※希死念慮や鬱表現・その他排泄的汚い話が含まれます。
※過去の話を元にやや物語調に話を再構成している箇所があります。
あの日は家族Aの誕生日だった。
記念に僕らは焼肉を食べに行くらしい。そのため、食事量の少ない僕は夜に備えて昼食は菓子パンのみにしておいた。
その日直前の数日、僕はほとんど寝たきりで過ごしていた。布団の上をごろりごろりとしながら食事の時間以外は現実逃避に浸る。████を聴き漁っていたくらいしか通院以外にろくなことをしていない。
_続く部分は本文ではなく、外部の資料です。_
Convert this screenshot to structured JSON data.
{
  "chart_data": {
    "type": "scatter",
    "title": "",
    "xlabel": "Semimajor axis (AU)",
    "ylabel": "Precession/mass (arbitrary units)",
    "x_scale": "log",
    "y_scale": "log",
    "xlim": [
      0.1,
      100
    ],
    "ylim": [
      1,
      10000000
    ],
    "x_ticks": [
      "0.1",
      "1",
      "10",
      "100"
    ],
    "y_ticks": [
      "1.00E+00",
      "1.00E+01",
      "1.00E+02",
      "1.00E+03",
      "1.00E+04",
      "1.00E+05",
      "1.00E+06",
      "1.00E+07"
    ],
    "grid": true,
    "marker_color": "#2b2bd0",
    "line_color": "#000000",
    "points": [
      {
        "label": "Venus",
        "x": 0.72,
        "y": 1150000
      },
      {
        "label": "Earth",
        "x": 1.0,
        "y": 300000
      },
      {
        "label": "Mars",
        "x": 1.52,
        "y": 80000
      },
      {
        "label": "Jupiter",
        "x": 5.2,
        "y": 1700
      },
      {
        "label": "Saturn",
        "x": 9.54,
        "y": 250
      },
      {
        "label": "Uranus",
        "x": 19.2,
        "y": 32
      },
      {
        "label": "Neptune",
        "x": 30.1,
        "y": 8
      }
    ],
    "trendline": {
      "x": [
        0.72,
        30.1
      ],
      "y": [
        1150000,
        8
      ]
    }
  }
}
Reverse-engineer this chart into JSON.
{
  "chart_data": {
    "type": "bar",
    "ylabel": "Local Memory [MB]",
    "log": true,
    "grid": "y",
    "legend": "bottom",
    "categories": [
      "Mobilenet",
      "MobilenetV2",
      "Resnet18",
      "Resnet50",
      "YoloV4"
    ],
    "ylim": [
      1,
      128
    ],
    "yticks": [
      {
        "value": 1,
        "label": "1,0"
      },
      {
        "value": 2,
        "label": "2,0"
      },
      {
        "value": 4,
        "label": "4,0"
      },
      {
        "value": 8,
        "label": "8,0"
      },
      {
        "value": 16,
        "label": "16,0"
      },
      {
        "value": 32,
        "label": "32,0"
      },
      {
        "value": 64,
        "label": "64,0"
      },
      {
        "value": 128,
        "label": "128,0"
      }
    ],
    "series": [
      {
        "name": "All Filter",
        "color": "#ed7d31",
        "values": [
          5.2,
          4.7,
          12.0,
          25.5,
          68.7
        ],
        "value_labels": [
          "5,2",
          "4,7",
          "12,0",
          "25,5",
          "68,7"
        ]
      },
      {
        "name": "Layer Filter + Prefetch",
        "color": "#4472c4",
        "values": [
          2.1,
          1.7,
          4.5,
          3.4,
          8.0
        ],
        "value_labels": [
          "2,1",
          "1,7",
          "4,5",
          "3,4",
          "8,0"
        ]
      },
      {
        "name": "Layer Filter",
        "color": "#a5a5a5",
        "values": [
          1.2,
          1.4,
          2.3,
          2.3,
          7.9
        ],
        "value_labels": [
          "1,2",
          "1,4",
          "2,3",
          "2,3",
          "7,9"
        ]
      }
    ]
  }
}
それだからか僕の腸も同様に活動せず、排便はおろかガスさえもパンパンに詰まっていた。
夜、焼肉屋に行くために家族A,Bと僕の三人はタクシーに乗った。久しぶりの乗車だからか緊張で腹が痛くなる。
焼肉屋に着く。騒ぐ若者の声で腹が痛くなる。久しぶりに会う家族Cと合流し腹が痛くなる。食べる。腹が痛くなる。不安が募る。腹が痛くなる。
僕は諸々の理由で腹痛に耐えきれずトイレに行った。正確にはわからないが70分ほどの食べ放題で約40分はトイレに籠っていただろうか。
僕はトイレの中でひたすらに悔いと恥を感じていた。
人の誕生日を祝えないなど恥ずかしいと、こんな体質でなければ良かったらいいのにと。
そしてこの体質はどうして形成されてしまったのだろうかと。家族Aが元々腹が弱いほうなので先天性のものだろうか。誕生日の人のせいにするなど嗚呼なんと親不孝なことか!
もし後天的なものであれば家族Cの苦手な元気さが大声を出す若者をストレッサーとして腹を痛める原因になったのか?いいや、彼のせいにするのも大概にするべきだろうか。
それとも、どんな環境であっても僕はこうなる運命でいたのか。僕は初めから生まれてくるべきでは無かったのか。彼らに迷惑をかけるくらいなら、生まれてこなかったほうが……。
痛みに呻きながら無駄にスケールの大きいことを考えて涙が滲んでくる。
途中でトイレの扉越しに家族Bの心配する声が聞こえた。極力元気そうに答えてはみたが心中は穏やかでなく、何もかもが申し訳なく感じてしまった。
この日くらいは楽しんでいられれば良かったのに、僕はそれさえも出来ない。無力感に苦しんだ。
結局、僕は元を取るには程遠いほどの量しか食べることは出来なかった。不幸中の幸いか家族が罵倒を投げかけてくることはなかったが、彼らの過去の無理解故の発言も知っているので安易に信用さえもできない。
しかし今日だけは、彼らを信用できない自分が悔しくてたまらなかった。
腹痛と空腹の中、悔いとともに僕は焼肉屋を後にした。